After a subpar 10Y auction which followed a mediocre sales of 3Y paper, moments ago the Treasury concluded the week's debt issuance with the sale of $19 billion in 30Y paper in the form of a reopening of the 29Y 10Month TG3 cusip.
The auction was, in a word, spectacular, and not just because of solid top-line results but much more importantly, because the record Indirect demand suggests foreign central banks called the top in long-term yields (i.e., what comes next is deflation).
Starting at the top, the 30Y priced at a high yield of 3.115%, which was not only a drop from last month's 3.185% but was a 1.8bps stop through the 3.133% When Issued.
In similar stellar fashion, the Bid to Cover jumped from 2.351 to 2.436, the highest since March and well above the recent average of 2.358.
But it was the internals where the biggest surprise lay because that's where we found that Indirects took down a record 73.20%, up from 69.02% last month and, well, the highest on record as foreign central banks and reserve managers clearly call the top in long-term yields and are saying that it's all downhill from here (i.e., recession and or peak inflation).

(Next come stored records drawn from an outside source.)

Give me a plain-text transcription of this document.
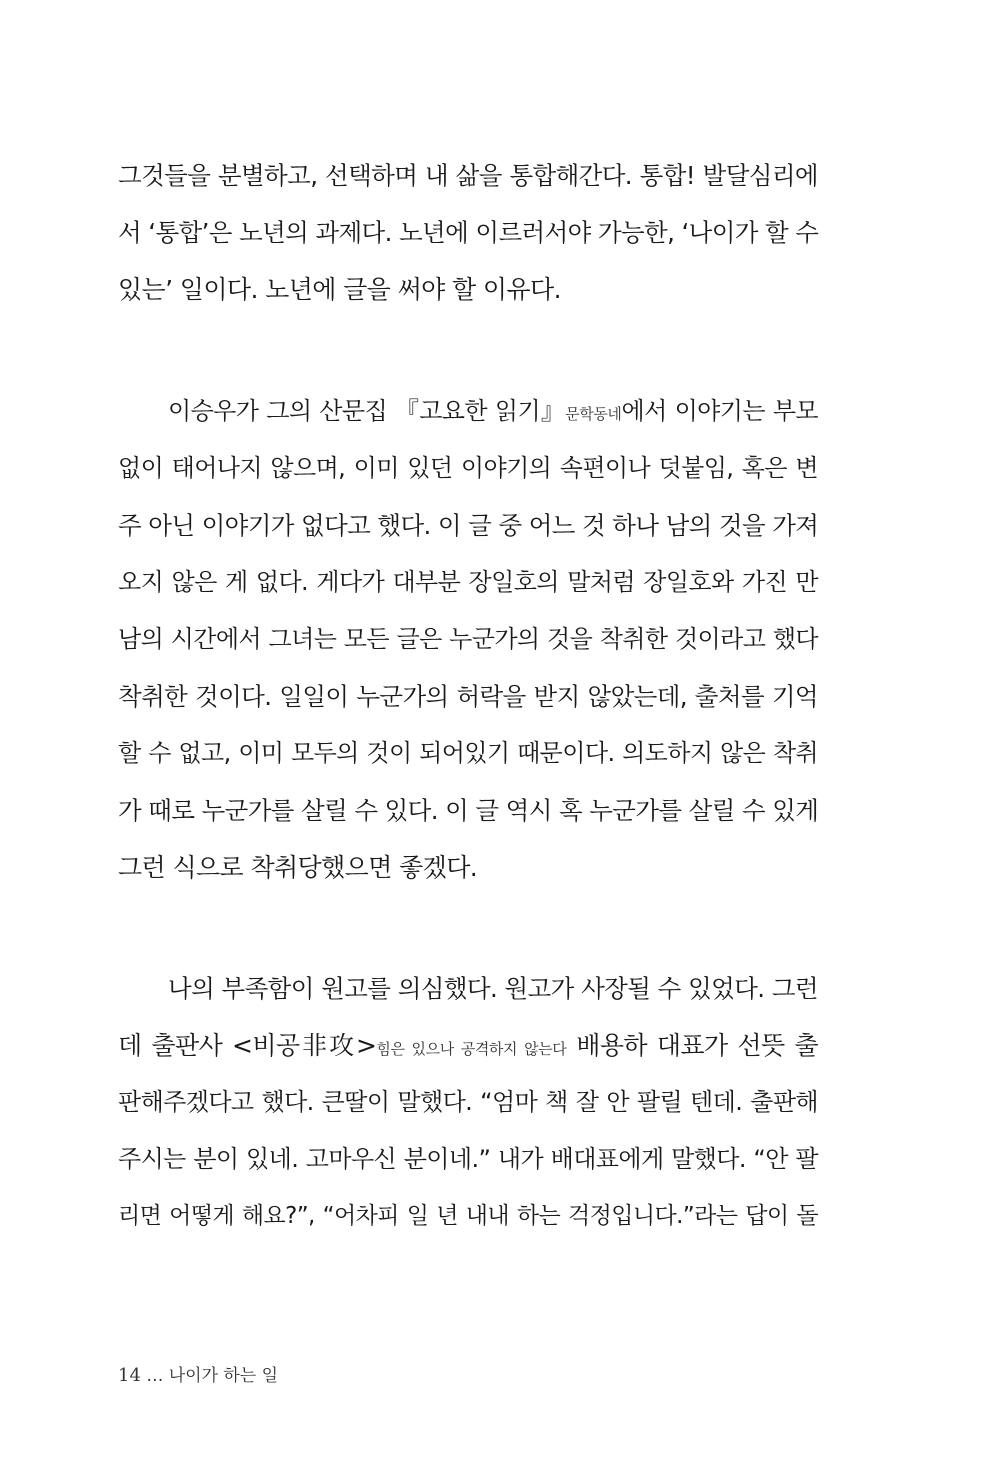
그것들을 분별하고, 선택하며 내 삶을 통합해간다. 통합! 발달심리에
서 ‘통합’은 노년의 과제다. 노년에 이르러서야 가능한, ‘나이가 할 수
있는’ 일이다. 노년에 글을 써야 할 이유다.
이승우가 그의 산문집 『고요한 읽기』문학동네에서 이야기는 부모
없이 태어나지 않으며, 이미 있던 이야기의 속편이나 덧붙임, 혹은 변
주 아닌 이야기가 없다고 했다. 이 글 중 어느 것 하나 남의 것을 가져
오지 않은 게 없다. 게다가 대부분 장일호의 말처럼 장일호와 가진 만
남의 시간에서 그녀는 모든 글은 누군가의 것을 착취한 것이라고 했다
착취한 것이다. 일일이 누군가의 허락을 받지 않았는데, 출처를 기억
할 수 없고, 이미 모두의 것이 되어있기 때문이다. 의도하지 않은 착취
가 때로 누군가를 살릴 수 있다. 이 글 역시 혹 누군가를 살릴 수 있게
그런 식으로 착취당했으면 좋겠다.
나의 부족함이 원고를 의심했다. 원고가 사장될 수 있었다. 그런
데 출판사 <비공非攻>힘은 있으나 공격하지 않는다 배용하 대표가 선뜻 출
판해주겠다고 했다. 큰딸이 말했다. “엄마 책 잘 안 팔릴 텐데. 출판해
주시는 분이 있네. 고마우신 분이네.” 내가 배대표에게 말했다. “안 팔
리면 어떻게 해요?”, “어차피 일 년 내내 하는 걱정입니다.”라는 답이 돌
14 … 나이가 하는 일
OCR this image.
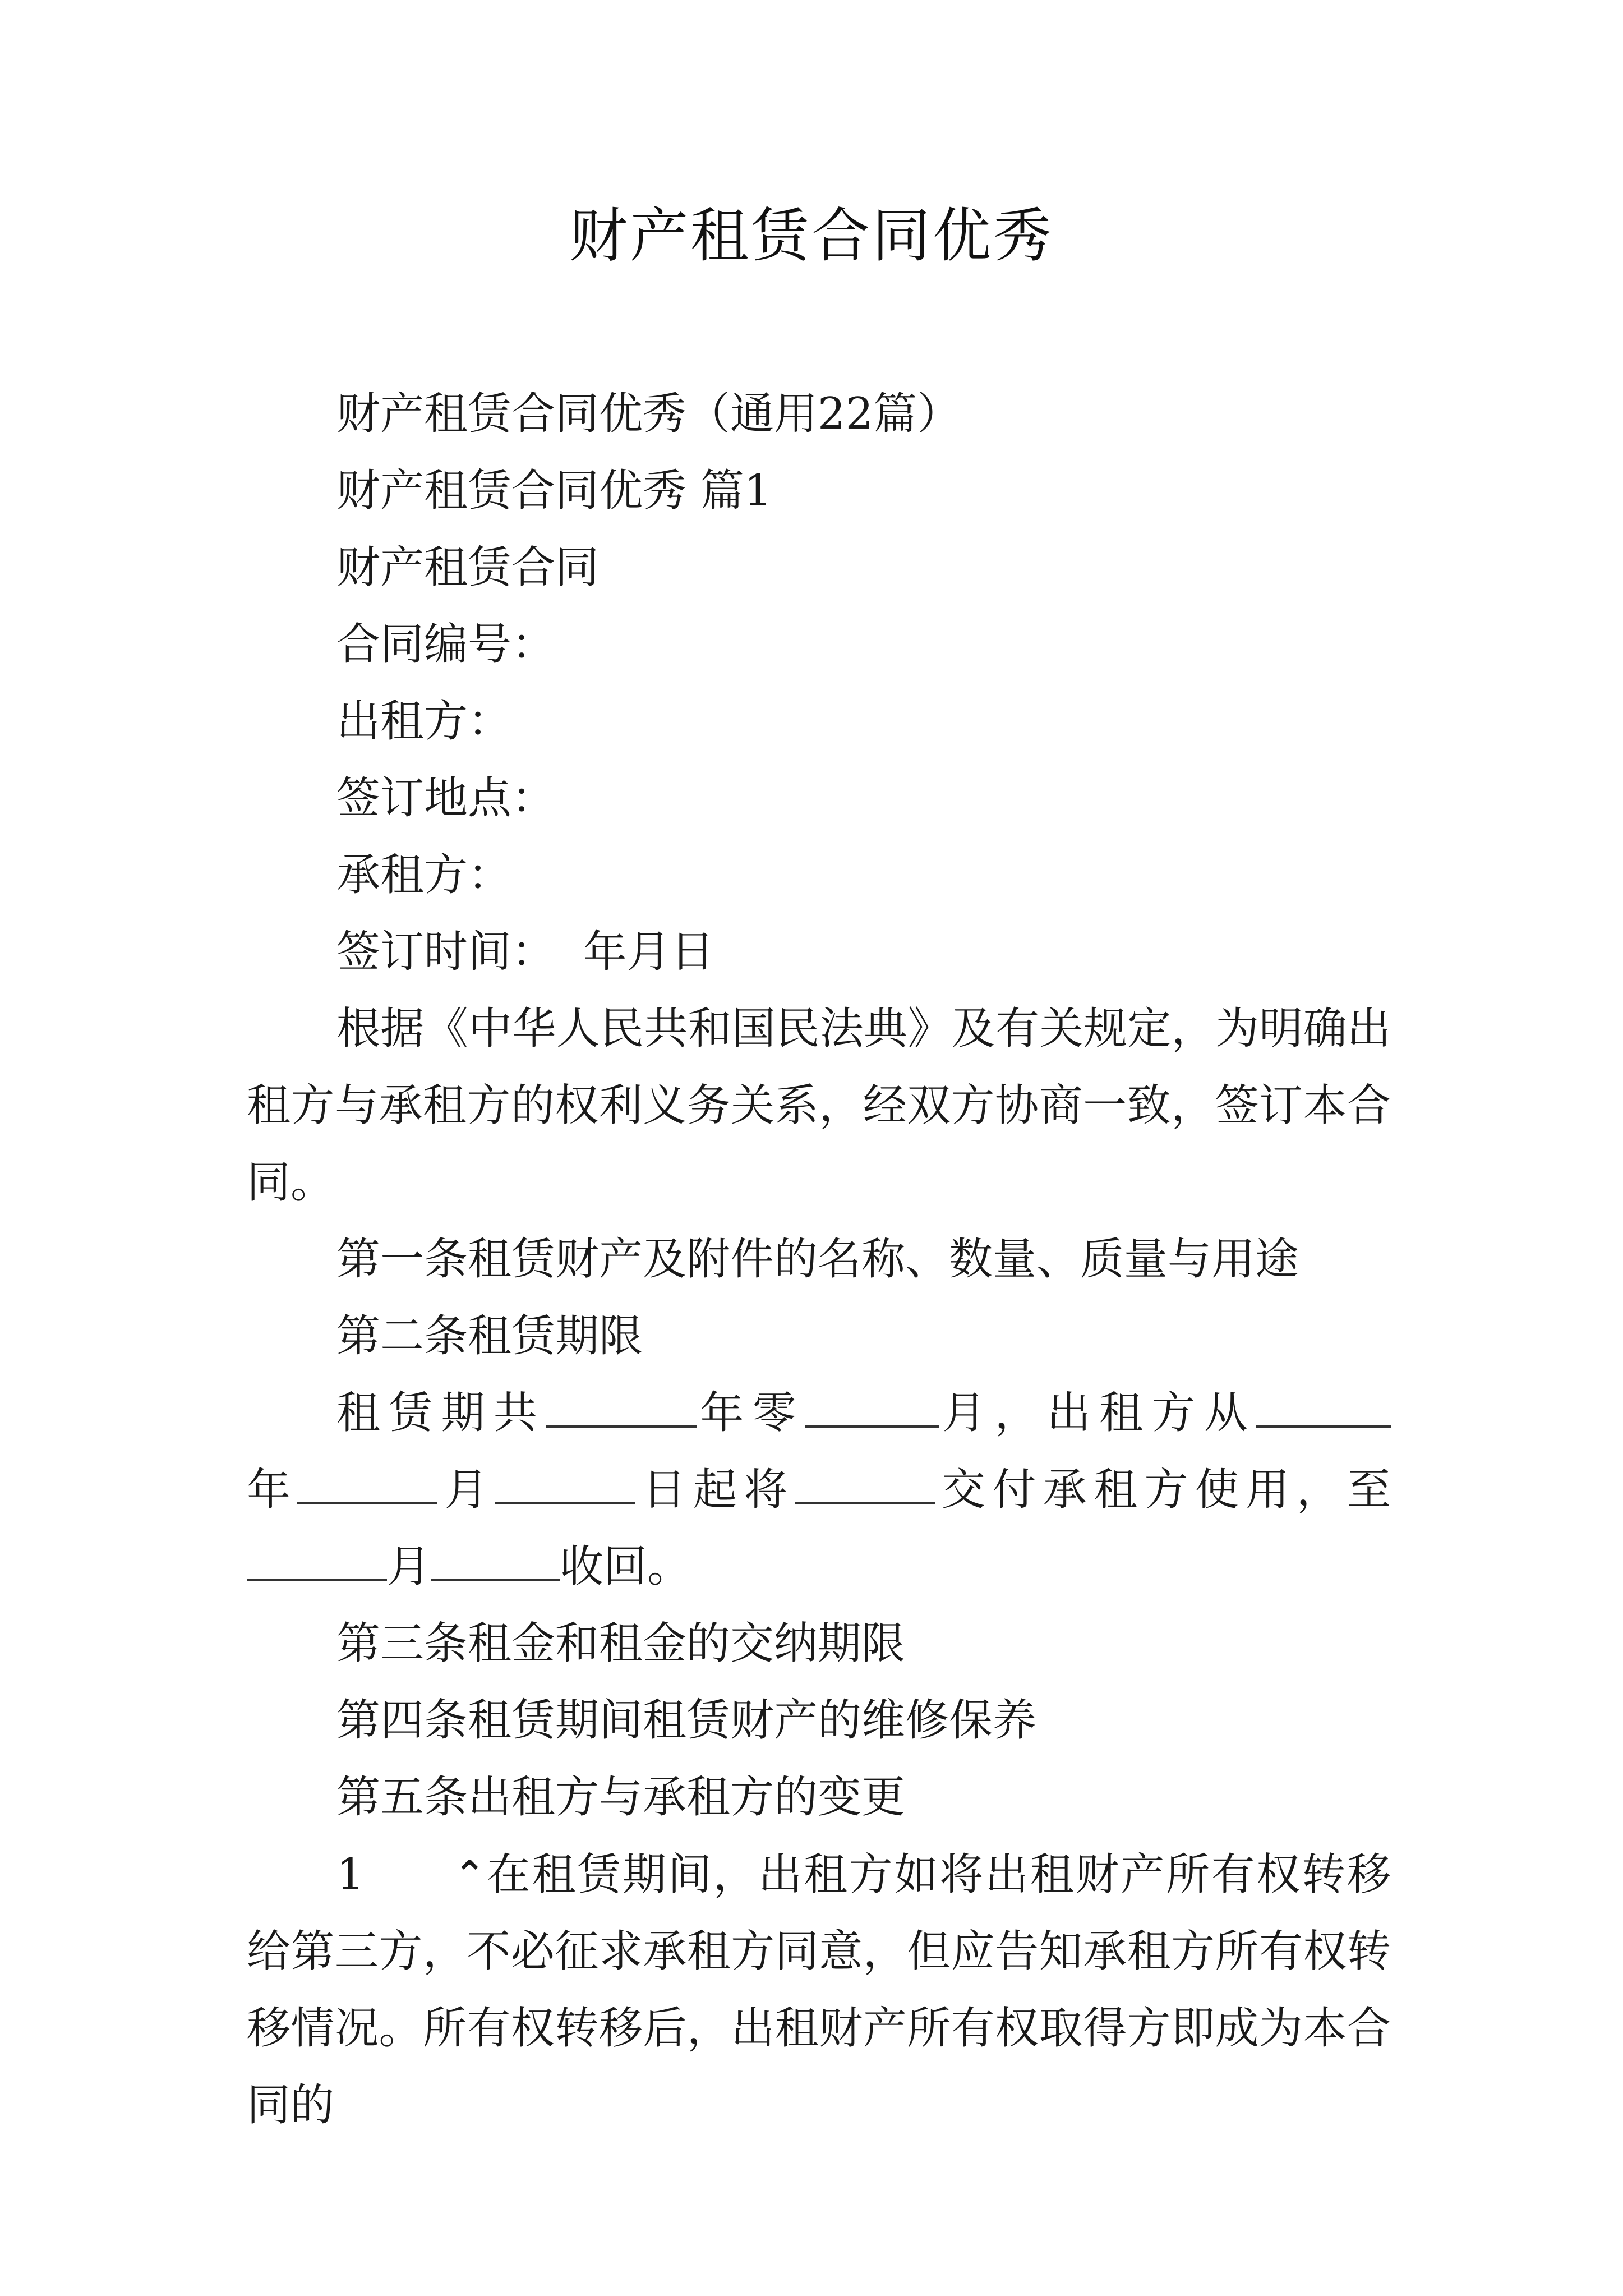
财产租赁合同优秀

财产租赁合同优秀（通用22篇）

财产租赁合同优秀 篇1

财产租赁合同

合同编号：

出租方：

签订地点：

承租方：

签订时间：  年月日

根据《中华人民共和国民法典》及有关规定，为明确出租方与承租方的权利义务关系，经双方协商一致，签订本合同。

第一条租赁财产及附件的名称、数量、质量与用途

第二条租赁期限

租赁期共	年零	月，出租方从年	月	日起将	交付承租方使用，至月	收回。

第三条租金和租金的交纳期限

第四条租赁期间租赁财产的维修保养

第五条出租方与承租方的变更

1 ⌃在租赁期间，出租方如将出租财产所有权转移给第三方，不必征求承租方同意，但应告知承租方所有权转移情况。所有权转移后，出租财产所有权取得方即成为本合同的
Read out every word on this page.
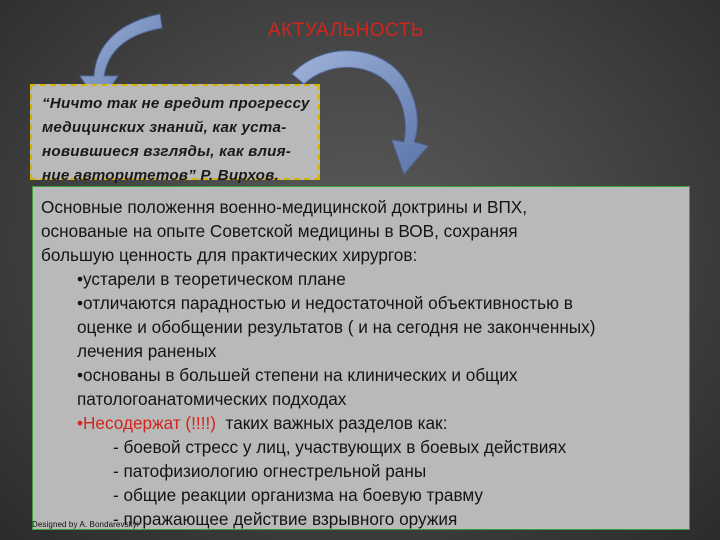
АКТУАЛЬНОСТЬ

“Ничто так не вредит прогрессу

медицинских знаний, как уста-

новившиеся взгляды, как влия-

ние авторитетов” Р. Вирхов.

Основные положення военно-медицинской доктрины и ВПХ,

основаные на опыте Советской медицины в ВОВ, сохраняя

большую ценность для практических хирургов:

•устарели в теоретическом плане

•отличаются парадностью и недостаточной объективностью в

оценке и обобщении результатов ( и на сегодня не законченных)

лечения раненых

•основаны в большей степени на клинических и общих

патологоанатомических подходах

•Несодержат (!!!!)  таких важных разделов как:

- боевой стресс у лиц, участвующих в боевых действиях

- патофизиологию огнестрельной раны

- общие реакции организма на боевую травму

- поражающее действие взрывного оружия

Designed by A. Bondarevskyi
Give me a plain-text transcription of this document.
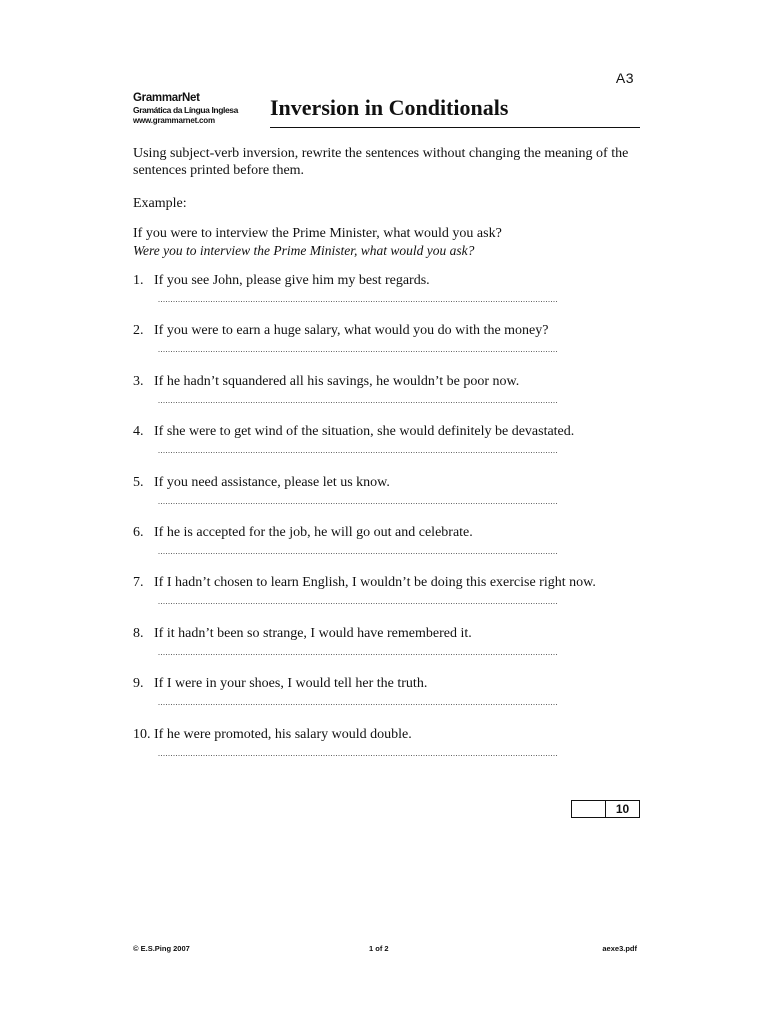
A3
GrammarNet
Gramática da Língua Inglesa
www.grammarnet.com
Inversion in Conditionals

Using subject-verb inversion, rewrite the sentences without changing the meaning of the sentences printed before them.

Example:

If you were to interview the Prime Minister, what would you ask?

Were you to interview the Prime Minister, what would you ask?

1. If you see John, please give him my best regards.
................................................................................................................................................................
2. If you were to earn a huge salary, what would you do with the money?
................................................................................................................................................................
3. If he hadn’t squandered all his savings, he wouldn’t be poor now.
................................................................................................................................................................
4. If she were to get wind of the situation, she would definitely be devastated.
................................................................................................................................................................
5. If you need assistance, please let us know.
................................................................................................................................................................
6. If he is accepted for the job, he will go out and celebrate.
................................................................................................................................................................
7. If I hadn’t chosen to learn English, I wouldn’t be doing this exercise right now.
................................................................................................................................................................
8. If it hadn’t been so strange, I would have remembered it.
................................................................................................................................................................
9. If I were in your shoes, I would tell her the truth.
................................................................................................................................................................
10. If he were promoted, his salary would double.
................................................................................................................................................................
10
© E.S.Ping 2007	1 of 2	aexe3.pdf
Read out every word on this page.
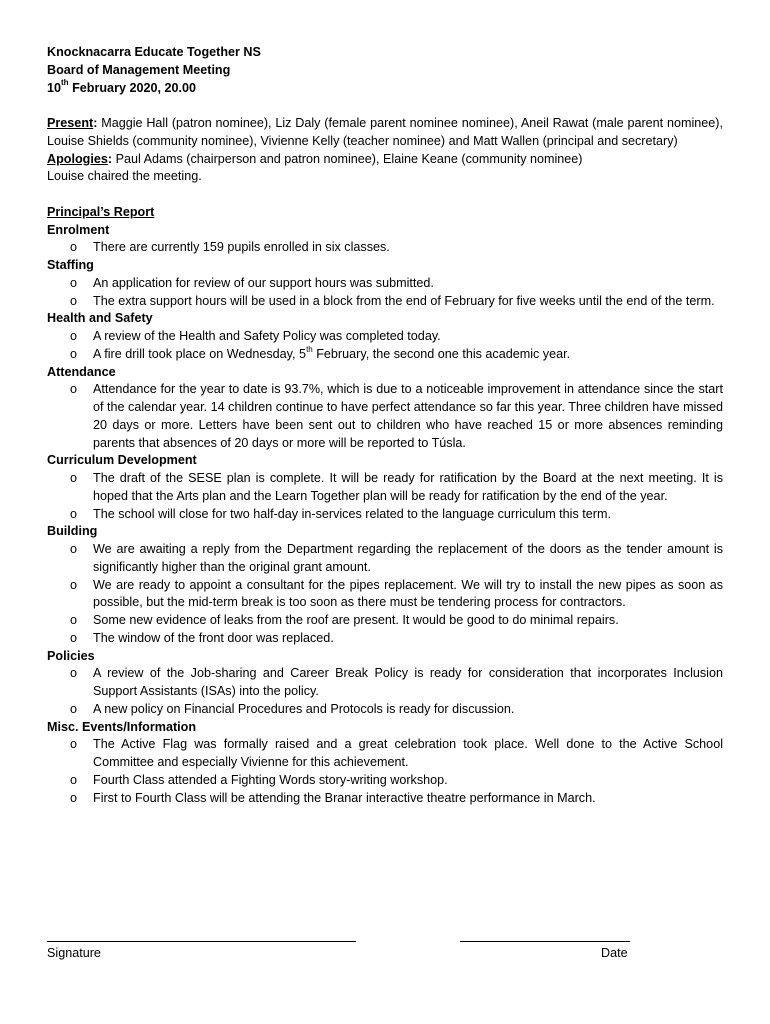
Knocknacarra Educate Together NS
Board of Management Meeting
10th February 2020, 20.00
Present: Maggie Hall (patron nominee), Liz Daly (female parent nominee nominee), Aneil Rawat (male parent nominee), Louise Shields (community nominee), Vivienne Kelly (teacher nominee) and Matt Wallen (principal and secretary)
Apologies: Paul Adams (chairperson and patron nominee), Elaine Keane (community nominee)
Louise chaired the meeting.
Principal’s Report
Enrolment
o There are currently 159 pupils enrolled in six classes.
Staffing
o An application for review of our support hours was submitted.
o The extra support hours will be used in a block from the end of February for five weeks until the end of the term.
Health and Safety
o A review of the Health and Safety Policy was completed today.
o A fire drill took place on Wednesday, 5th February, the second one this academic year.
Attendance
o Attendance for the year to date is 93.7%, which is due to a noticeable improvement in attendance since the start of the calendar year. 14 children continue to have perfect attendance so far this year. Three children have missed 20 days or more. Letters have been sent out to children who have reached 15 or more absences reminding parents that absences of 20 days or more will be reported to Túsla.
Curriculum Development
o The draft of the SESE plan is complete. It will be ready for ratification by the Board at the next meeting. It is hoped that the Arts plan and the Learn Together plan will be ready for ratification by the end of the year.
o The school will close for two half-day in-services related to the language curriculum this term.
Building
o We are awaiting a reply from the Department regarding the replacement of the doors as the tender amount is significantly higher than the original grant amount.
o We are ready to appoint a consultant for the pipes replacement. We will try to install the new pipes as soon as possible, but the mid-term break is too soon as there must be tendering process for contractors.
o Some new evidence of leaks from the roof are present. It would be good to do minimal repairs.
o The window of the front door was replaced.
Policies
o A review of the Job-sharing and Career Break Policy is ready for consideration that incorporates Inclusion Support Assistants (ISAs) into the policy.
o A new policy on Financial Procedures and Protocols is ready for discussion.
Misc. Events/Information
o The Active Flag was formally raised and a great celebration took place. Well done to the Active School Committee and especially Vivienne for this achievement.
o Fourth Class attended a Fighting Words story-writing workshop.
o First to Fourth Class will be attending the Branar interactive theatre performance in March.
Signature	Date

And with Directs taking down 16.3%, or in line with recent auctions, Dealers were left holding just 10.5%, the lowest on record (which they were surely happy with since they can't flip and sell it back to the Fed now that QE is taking a brief break).
Bottom line: a spectacular, stellar 30Y auction which telegraphed that foreign central banks are calling the peak for long-term yields, which makes sense now that the 2s30s is inverted by a whopping 1.6bps which screams recession.... and of course deflation and - eventually - much more monetary stimulus.